In recent years we have seen numerous initiatives to protect the value of cultural and social heritage, whether tangible or intangible property, whether artistic, historical, architectural, archaeological, traditional, oral and other categories that may be cited. However the wealth of cultural heritage is large and the resources to protect it are scarce, innovative mechanisms need to be designed to ensure their long term preservation.

Globally, the United Nations Educational and Scientific and Cultural Organization, is responsible for safeguarding natural and cultural sites that are the common heritage of mankind. This is done through the World Heritage Center for natural and cultural heritage. Intangible heritage is protected through the Convention for the Safeguarding of the Intangible Cultural Heritage.

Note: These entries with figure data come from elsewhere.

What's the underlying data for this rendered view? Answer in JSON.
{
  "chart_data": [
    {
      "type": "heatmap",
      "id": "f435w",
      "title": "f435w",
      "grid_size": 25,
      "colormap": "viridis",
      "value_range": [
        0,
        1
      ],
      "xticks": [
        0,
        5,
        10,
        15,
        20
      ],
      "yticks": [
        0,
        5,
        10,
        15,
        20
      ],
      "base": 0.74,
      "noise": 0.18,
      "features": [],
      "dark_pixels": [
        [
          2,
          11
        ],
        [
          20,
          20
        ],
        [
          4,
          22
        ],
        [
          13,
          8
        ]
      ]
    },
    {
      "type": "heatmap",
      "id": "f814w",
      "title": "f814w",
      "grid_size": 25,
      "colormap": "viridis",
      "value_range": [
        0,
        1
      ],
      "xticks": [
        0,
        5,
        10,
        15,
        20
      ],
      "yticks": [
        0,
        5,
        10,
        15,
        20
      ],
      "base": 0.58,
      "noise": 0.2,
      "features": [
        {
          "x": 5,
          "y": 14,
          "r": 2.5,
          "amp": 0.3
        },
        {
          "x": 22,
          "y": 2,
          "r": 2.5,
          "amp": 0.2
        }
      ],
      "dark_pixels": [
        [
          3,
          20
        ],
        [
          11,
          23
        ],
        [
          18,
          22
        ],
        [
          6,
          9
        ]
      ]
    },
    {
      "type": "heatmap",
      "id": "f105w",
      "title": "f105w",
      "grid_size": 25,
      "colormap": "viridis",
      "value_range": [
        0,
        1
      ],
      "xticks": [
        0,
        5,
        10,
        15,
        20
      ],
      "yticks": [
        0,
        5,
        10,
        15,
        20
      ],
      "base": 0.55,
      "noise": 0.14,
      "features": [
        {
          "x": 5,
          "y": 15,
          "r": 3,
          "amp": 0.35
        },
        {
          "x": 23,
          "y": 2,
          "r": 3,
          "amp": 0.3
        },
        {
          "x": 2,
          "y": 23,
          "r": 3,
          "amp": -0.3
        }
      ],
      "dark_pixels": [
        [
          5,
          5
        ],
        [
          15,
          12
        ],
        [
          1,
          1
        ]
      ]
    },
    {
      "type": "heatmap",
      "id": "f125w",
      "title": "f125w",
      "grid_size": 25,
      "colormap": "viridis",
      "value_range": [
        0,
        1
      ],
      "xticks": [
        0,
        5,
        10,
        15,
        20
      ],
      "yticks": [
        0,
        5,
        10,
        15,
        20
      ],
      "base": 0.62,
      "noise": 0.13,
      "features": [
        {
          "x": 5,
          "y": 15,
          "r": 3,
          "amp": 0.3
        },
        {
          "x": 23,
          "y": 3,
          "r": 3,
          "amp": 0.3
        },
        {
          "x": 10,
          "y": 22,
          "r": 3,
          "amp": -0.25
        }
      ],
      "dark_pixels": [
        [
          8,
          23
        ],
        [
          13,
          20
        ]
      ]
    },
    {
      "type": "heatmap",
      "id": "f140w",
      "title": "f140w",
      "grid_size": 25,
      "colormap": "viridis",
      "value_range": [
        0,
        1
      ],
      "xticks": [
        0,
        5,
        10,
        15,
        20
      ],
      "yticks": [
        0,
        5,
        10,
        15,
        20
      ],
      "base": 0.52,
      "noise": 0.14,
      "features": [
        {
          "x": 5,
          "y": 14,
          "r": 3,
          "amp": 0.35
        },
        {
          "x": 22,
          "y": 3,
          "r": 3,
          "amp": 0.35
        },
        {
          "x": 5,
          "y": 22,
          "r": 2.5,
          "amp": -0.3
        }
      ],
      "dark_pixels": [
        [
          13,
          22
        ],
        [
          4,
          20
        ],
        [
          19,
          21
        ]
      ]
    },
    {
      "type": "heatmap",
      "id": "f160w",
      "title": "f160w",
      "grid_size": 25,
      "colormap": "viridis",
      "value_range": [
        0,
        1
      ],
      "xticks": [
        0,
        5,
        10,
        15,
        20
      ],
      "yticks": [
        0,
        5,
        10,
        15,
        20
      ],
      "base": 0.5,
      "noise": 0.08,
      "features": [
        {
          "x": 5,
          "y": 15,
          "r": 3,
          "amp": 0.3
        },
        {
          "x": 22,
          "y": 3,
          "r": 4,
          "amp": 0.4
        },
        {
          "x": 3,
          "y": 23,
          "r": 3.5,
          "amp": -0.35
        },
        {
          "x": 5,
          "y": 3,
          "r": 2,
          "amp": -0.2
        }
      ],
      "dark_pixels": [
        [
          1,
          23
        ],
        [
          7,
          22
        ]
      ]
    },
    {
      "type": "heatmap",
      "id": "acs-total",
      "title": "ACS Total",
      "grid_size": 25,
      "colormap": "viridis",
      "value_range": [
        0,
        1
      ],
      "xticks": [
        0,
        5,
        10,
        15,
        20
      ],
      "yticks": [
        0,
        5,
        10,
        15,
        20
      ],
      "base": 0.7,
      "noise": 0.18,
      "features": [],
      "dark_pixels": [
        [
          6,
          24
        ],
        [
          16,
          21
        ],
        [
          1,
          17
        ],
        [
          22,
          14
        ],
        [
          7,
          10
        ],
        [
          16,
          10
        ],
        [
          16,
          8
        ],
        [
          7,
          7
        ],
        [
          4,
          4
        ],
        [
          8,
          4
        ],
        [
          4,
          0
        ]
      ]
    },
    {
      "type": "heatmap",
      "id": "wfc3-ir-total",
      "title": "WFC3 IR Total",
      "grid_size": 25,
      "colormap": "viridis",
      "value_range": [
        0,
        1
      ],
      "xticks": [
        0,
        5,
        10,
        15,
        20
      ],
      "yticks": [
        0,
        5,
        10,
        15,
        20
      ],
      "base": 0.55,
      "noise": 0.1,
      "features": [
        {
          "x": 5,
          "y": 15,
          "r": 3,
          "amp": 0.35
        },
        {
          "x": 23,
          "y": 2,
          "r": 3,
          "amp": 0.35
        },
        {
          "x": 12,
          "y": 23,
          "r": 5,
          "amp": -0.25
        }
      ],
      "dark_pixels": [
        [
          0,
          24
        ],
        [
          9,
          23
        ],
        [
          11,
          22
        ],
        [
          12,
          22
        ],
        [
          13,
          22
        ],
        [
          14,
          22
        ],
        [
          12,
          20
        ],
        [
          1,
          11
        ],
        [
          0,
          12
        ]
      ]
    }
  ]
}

At the national level, most countries have offices specialized in the rescue and protection of historical, cultural and social heritage. These organizations face major challenges. Their work is a race against time to prevent the loss of valuable cultural and social assets.  Money is never enough to rescue all that needs to be rescued, and institutions often have to fight against the passivity of a population that has learned to delegate to the government the responsibility for ensuring the conservation of their own heritage.

Fortunately, this situation is changing. Currently there are successful private initiatives to rescue social and cultural heritage in many countries. I refer to two sites that I visited recently on the island of Guadeloupe in the French Caribbean . The first is the “Maison de Zevallos.” After many years being closed, this heritage site was restored and opened to the public by a family who personally attends to visitors. The tour shows the architectural value of the building dating back to the early 1800s, but also rescues the story of a sugar estate whose labor was based on slavery.

The other initiative is the Museum of Costumes and Traditions of Guadeloupe ( Musee de Costumes et Tradicions ). Two retired teachers have translated their passion for history and textiles into a way of life. Accompanied by a well-versed guide and within a short time  frame you can take a tour of the history of  the traditional dresses, where fabrics, designs and accessories combine to give a complete picture of the evolution of the traditional costumes in the Caribbean islands.

These two projects have many common elements: families with a deep respect for their roots and traditions that have made a commitment to recover their identity, and preserve the values ​​and history of the island of Guadeloupe. But mostly, they have been enthusiastic entrepreneurs who did not hesitate to commit their private capital to create responsible companies, that generate the economic resources necessary to continue to protect their cultural, social and historical heritage. Thus these families have shown us that culture and history are basic ingredients to create successful businesses.

It is precisely this kind of responsible company, genuine, innovative and profitable that Planet4People promotes, a transformative business model that positively impacts the economy and society.